Sometimes he kicks, passes or runs with the ball. He passes to different people. How he allocates the ball has a significant impact on the whole game, and its always for the benefit of New Zealand. He passes to all the players in his team at some stage through the game, not just the one closest to him or the easiest to pass to. He doesn’t just copy all the other first fives.

An issue that needs far more discussion is how our funds industry allocate their funds to different players in our capital/asset markets and how much are they allocating to emerging New Zealand companies.

It’s often been said that we don’t have enough depth in our capital markets, don’t have enough savings. Really? It’s not like we have no funds. We had around $8 billion invested through finance companies in high risk property deals, some never to be seen again. The Government Super Fund and ACC both have about $18 billion each. March 2011 Reserve Bank data shows Kiwisaver funds under management of around $9 billion and non Kiwisaver funds of $59 billion.

So as with the Spingboks against the Wallabies in the RWC quarter finals – they had plenty of ball, they just didn’t allocate it optimally. Like investment cash, it’s what we do with it that makes a big difference. While my personal view is that compulsory super would be helpful, it is not as though there is no money to invest right now. If we do end up with compulsory super, but allocate everything overseas, will this actually help our country to grow?

So how does the super fund industry allocate the money they receive from others? How do they make the decisions that impact on the whole game like Dan Carter? Some would contend that these allocation decisions are less than optimal for New Zealand’s long term growth. How much of these investment pools are being invested right here in New Zeeland, in risker, growth companies, and agribusiness. Are the mandate’s they have flexible enough to allow such investment?

Will the new Financial Markets Authority (FMA) be a help or a hindrance to investment allocation, by not only of the bigger funds, but also the Mum and Dad retail investors? Will any advice they receive from advisors go outside of very conservative boundaries or suggest that investing in New Zealand is a good idea? The jury is out. What other rules are tilting the playing field towards not investing in New Zealand?

The NZX needs to be a useful vehicle to enable and facilitate investment and growth for the benefit of New Zealand.

If our children are going to build their lives in this his country, and we are going to maintain our standard of living, we need jobs and opportunities here in New Zealand that provide global scope and scale potential. That’s going to take some investment from our funds industry. We need to back ourselves a bit more.

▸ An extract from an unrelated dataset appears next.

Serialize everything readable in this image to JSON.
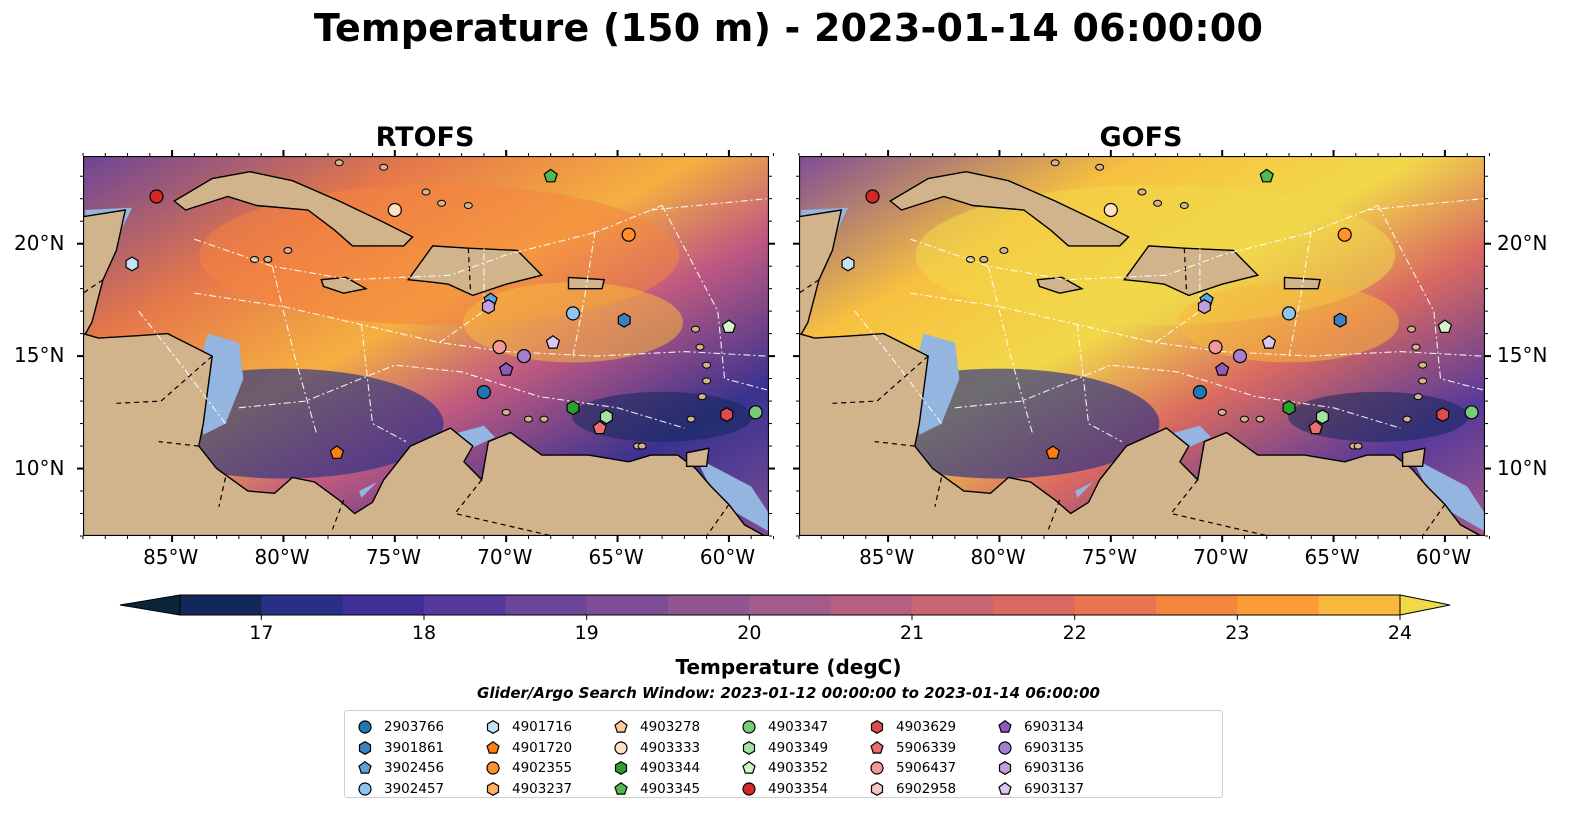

Currently Fonterra and Graeme Harts empire are really our only organizations that fit that criteria. We need more CEO’s paid multi-million dollar packages, not less. It’s a sign of global success. There are other companies coming through such as Fletcher Building, Mainfrieght and potentially Xero to name but three, but we need 20 to 30, multi billion, multi country organizations who employ thousands of people globally, but have their head offices here in New Zealand. We missed opportunities with Nufarm and GlaxoSmithKline who started in Palmerston North and focused on soils and animals. They are now global players, but not based here.

The Rugby World Cup has been fantastic, and if nothing else shows us that we can do big things in a global market. It should build our confidence that we can build scope and scale entities based here in New Zealand.

Dan Carter and Fonterra have a lot in common – New Zealand based talent, that operates on the global stage, recognized as among the worlds best. We need more of both.